Change of Domain registration Whois to increase value of links
seo_guy wrote:Hi! I have 9 new sites that i just built and launched about a month ago. I registered all the domains for them and listed my info under the Whois on all sites. I pointed a link from each of these new sites to an old domain of mine that i want to give a boost in page rank. I just found out that because it's the same Whois info on all the sites that Google can see that and has reduced the power of those links because Google thinks all domains are owned by the same person. If i change the Whois on each site to the unique name, address, email and phone number of my associates that are managing the sites so that all whois info on each site is different, will it increase the page rank that each passes to my old domain that i want to give a boost in page rank to? I used the same credit card to purchase all the domain names and i know Google can see this but since it looks like ownership has changed will it make a difference in page rank passed? The sites are brand new and don't have any links built to them yet so i don't mind if the ranking on them drops a little because of domain ownership change.

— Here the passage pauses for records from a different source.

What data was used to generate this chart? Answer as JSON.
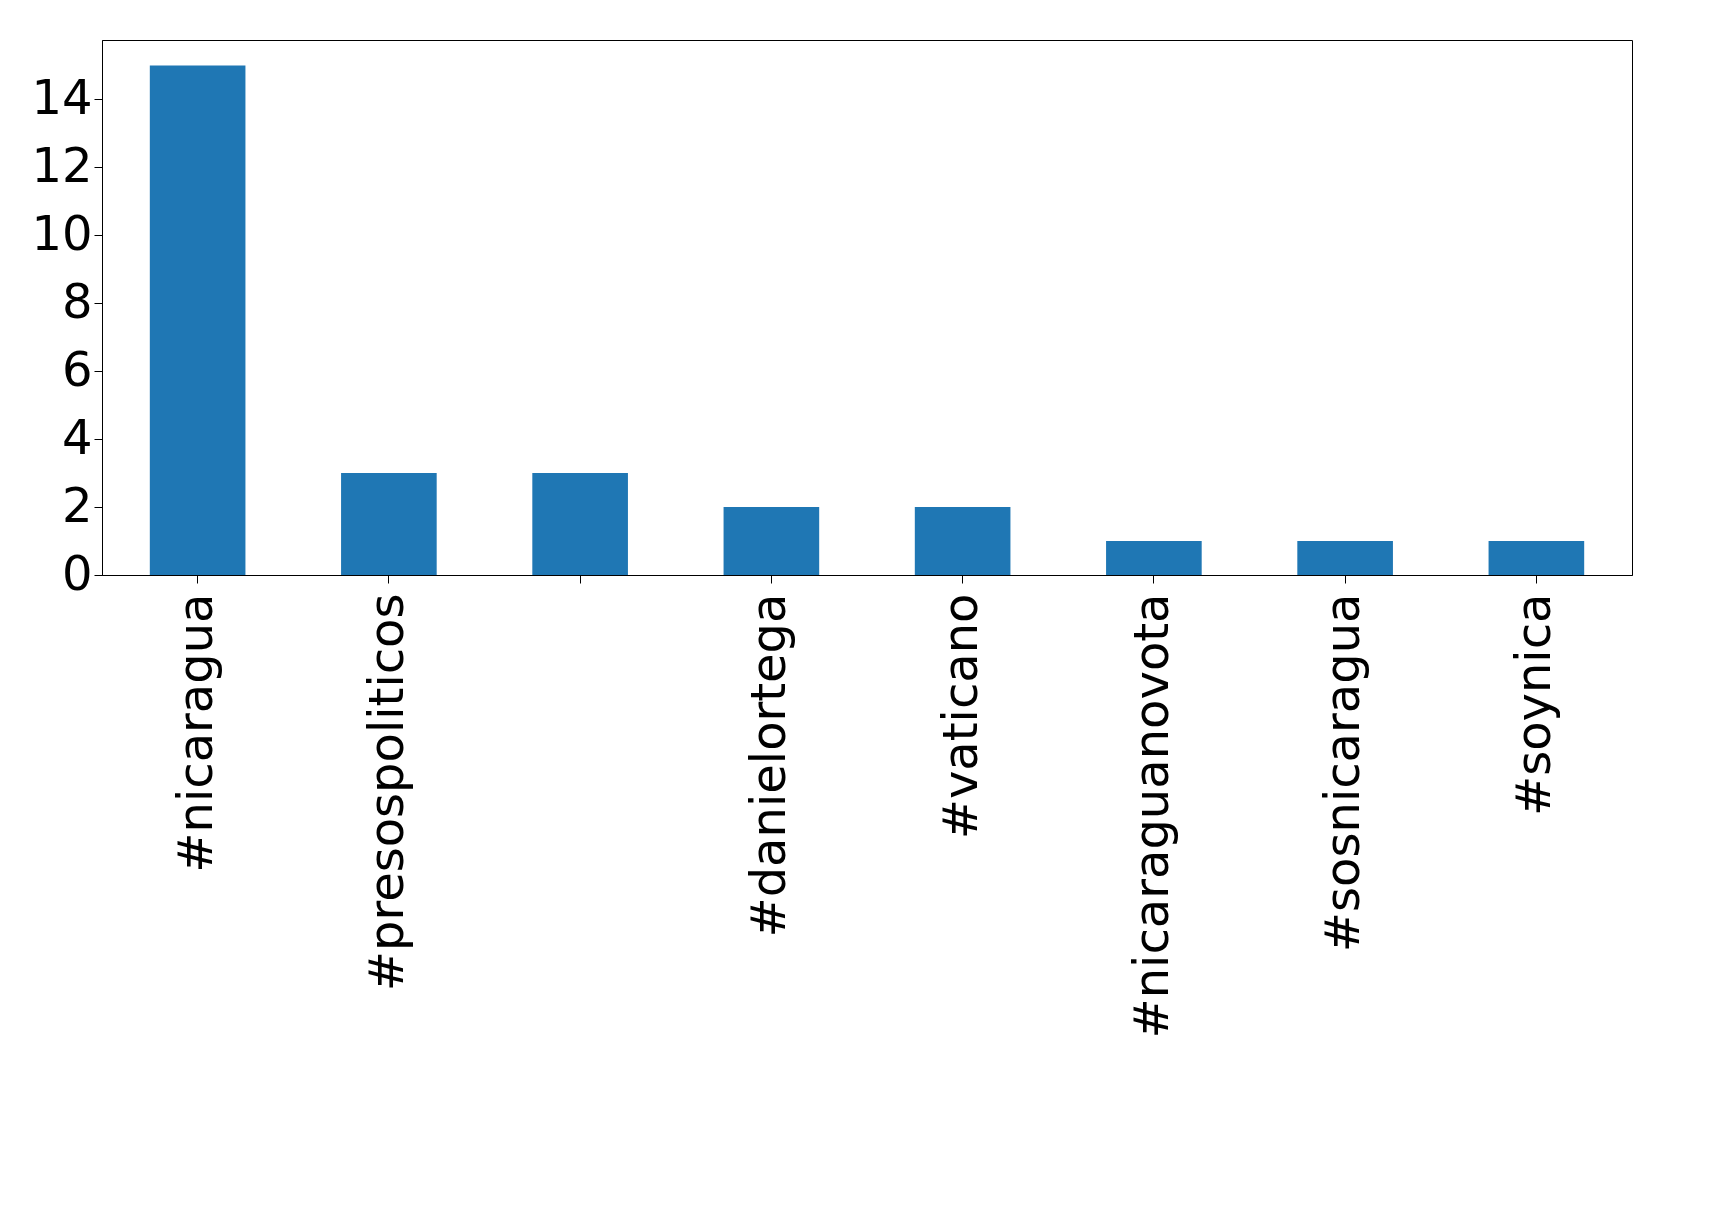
{
  "chart_data": {
    "type": "bar",
    "categories": [
      "#nicaragua",
      "#presospoliticos",
      null,
      "#danielortega",
      "#vaticano",
      "#nicaraguanovota",
      "#sosnicaragua",
      "#soynica"
    ],
    "values": [
      15,
      3,
      3,
      2,
      2,
      1,
      1,
      1
    ],
    "color": "#1f77b4",
    "ylim": [
      0,
      15.75
    ],
    "yticks": [
      0,
      2,
      4,
      6,
      8,
      10,
      12,
      14
    ],
    "grid": false
  }
}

Will this look fishy to Google? I don't want to hurt the old domain that i'm trying to boost rank to by looking spammy. The new sites only have one link on them pointing to the old site and not to each other. The old site doesn't link back to any of the new sites. Hope this isn't too confusing. Thanks in advance!
You're correct that there are issues with having sites connected to each other via registration information used for link building. It is very difficult to hide a connection like this from Google. I am quite positive that Google will retain the information of who used to control each domain, which is going to work against you. The credit card issue is difficult to fix, too. You'd also need to host each site on a completely different C Class IP from all the others, and make sure that each site links to a completely separate set of sites to each other. But perhaps with some overlap. What I am trying to il**Banned Word**rate here is that each site has to look as random and dissimilar to each other as possible.
It is incredibly difficult to mimick the natural way links and websites behave on the web if you control all the domains. As such, it is hard to hide such associations from Google, because it looks quite closely at linking patterns as well as registration, hosting and payment information. It is unlikely that this will hurt your old domain, but the effect you get from doing it may not be worth the effort if you don't disguise the sites' network connection well enough.